Di era teknologi dan pasca pandemi ini, olahraga pada anak remaja seringkali menjadi suatu barang yang langka. Padahal, kebiasaan melakukan olahraga sejak masa remaja merupakan sesuatu yang menjadi modal penting bagi kesehatan anak secara jangka panjang. Kebiasaan melakukan olahraga sejak anak akan membentuk anak menjadi seseorang yang punya pola hidup yang lebih sehat hingga dewasa.

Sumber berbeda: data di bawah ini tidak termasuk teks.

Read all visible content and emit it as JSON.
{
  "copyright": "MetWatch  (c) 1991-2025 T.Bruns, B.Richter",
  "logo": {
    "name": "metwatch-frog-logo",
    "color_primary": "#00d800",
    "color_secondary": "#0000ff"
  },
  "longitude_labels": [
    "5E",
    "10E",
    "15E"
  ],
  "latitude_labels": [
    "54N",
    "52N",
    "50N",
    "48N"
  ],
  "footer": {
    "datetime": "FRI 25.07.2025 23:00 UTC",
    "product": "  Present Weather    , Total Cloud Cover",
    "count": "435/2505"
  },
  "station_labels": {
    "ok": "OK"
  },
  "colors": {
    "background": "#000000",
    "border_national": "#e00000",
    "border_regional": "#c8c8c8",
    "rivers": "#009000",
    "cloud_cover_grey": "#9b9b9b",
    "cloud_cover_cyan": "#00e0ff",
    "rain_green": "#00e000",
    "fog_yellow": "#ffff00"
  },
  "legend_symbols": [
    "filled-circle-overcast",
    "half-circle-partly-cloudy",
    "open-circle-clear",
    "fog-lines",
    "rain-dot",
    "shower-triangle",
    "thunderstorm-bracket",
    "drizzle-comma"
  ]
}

Namun, walaupun sangat penting untuk seorang anak melakukan olahraga, kejadian cedera olahraga seringkali menjadi momok yang menurunkan motivasi anak maupun orang tua nya.Kabar gembiranya, banyak hal yang dapat dilakukan untuk dapat mencegah atau menurunkan risiko terjadinya cedera olahraga pada anak remaja seperti yang disimpulkan oleh suatu penelitian tentang cedera olahraga pada anak remaja seperti berikut ini:
- Ingatkan anak untuk selalu melakukan pemanasan yang sesuai dengan kemampuannya dan juga dengan jenis latihan yang akan dilakukan.

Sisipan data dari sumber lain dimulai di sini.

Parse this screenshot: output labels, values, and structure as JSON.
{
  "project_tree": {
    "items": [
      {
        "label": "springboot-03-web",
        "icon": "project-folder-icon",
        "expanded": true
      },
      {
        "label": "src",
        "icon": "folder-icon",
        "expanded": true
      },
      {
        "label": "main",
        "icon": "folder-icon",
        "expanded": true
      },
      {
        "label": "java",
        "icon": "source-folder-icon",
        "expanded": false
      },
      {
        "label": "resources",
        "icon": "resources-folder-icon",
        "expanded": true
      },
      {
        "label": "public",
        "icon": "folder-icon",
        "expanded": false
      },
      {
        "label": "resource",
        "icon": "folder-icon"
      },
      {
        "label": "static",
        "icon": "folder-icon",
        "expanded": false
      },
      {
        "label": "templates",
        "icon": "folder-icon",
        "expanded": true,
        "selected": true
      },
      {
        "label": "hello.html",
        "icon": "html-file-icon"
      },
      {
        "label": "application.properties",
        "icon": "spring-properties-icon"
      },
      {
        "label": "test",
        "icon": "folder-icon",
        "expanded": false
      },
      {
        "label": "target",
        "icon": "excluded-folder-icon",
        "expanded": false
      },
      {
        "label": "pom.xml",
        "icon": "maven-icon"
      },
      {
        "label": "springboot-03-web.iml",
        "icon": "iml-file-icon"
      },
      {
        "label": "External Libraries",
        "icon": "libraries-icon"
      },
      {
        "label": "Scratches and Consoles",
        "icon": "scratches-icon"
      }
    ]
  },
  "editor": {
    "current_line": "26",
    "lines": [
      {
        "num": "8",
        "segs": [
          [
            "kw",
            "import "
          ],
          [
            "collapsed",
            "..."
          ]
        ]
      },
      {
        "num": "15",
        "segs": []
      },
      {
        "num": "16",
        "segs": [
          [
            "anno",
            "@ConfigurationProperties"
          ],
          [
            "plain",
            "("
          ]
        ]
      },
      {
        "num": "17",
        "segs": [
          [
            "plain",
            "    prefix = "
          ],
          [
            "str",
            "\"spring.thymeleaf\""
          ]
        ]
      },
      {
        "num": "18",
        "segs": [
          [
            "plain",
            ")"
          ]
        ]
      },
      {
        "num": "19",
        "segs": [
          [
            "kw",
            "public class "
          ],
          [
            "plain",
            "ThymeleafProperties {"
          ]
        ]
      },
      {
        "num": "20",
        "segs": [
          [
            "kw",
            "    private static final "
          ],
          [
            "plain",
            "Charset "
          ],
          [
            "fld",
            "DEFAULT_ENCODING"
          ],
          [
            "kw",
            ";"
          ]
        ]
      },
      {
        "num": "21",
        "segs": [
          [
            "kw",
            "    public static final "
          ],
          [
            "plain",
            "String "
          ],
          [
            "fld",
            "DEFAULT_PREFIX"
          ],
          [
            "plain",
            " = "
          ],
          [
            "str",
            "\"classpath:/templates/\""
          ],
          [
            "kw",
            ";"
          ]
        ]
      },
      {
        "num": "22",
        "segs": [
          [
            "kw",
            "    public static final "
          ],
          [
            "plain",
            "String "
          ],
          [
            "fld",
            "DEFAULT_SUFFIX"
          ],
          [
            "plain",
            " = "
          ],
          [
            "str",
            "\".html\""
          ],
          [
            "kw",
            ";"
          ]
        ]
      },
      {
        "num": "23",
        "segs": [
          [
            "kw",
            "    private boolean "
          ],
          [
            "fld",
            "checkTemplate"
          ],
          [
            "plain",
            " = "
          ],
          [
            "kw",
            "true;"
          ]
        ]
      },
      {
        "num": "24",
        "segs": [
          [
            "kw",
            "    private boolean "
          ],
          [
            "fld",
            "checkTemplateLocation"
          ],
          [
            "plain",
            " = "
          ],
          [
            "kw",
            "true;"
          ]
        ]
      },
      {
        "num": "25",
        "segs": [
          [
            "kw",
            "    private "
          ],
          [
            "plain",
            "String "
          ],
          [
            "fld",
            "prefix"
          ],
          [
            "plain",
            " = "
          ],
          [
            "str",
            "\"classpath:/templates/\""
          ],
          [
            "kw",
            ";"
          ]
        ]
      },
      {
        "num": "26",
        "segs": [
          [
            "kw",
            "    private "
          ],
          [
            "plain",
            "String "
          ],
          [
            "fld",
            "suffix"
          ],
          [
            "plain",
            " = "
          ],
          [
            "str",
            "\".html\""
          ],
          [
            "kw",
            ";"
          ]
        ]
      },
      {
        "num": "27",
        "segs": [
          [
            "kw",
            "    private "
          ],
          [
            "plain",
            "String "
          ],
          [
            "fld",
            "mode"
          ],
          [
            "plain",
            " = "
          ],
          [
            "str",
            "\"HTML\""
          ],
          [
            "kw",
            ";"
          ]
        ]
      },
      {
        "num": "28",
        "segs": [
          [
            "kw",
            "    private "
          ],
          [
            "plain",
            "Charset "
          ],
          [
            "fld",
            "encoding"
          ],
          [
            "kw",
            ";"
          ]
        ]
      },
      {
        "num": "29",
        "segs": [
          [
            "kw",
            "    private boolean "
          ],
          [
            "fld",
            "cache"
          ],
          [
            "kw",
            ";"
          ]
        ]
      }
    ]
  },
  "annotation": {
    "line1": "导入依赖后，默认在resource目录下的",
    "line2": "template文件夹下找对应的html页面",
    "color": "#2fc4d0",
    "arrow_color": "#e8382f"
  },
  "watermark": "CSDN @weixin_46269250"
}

- Pastikan anak melakukan olahraganya dengan teknik yang benar di bawah pengawasan seseorang yang terlatih.
- Upayakan agar anak tidak melakukan olahraga lebih dari 10 jam/minggu untuk memastikan pemulihan tubuh anak yang lebih baik.
- Bila anak menekuni suatu olahraga dengan cukup serius, maka anak juga perlu mengikuti suatu program pencegahan cedera olahraga yang dirancang khusus sesuai olahraga yang ditekuninya.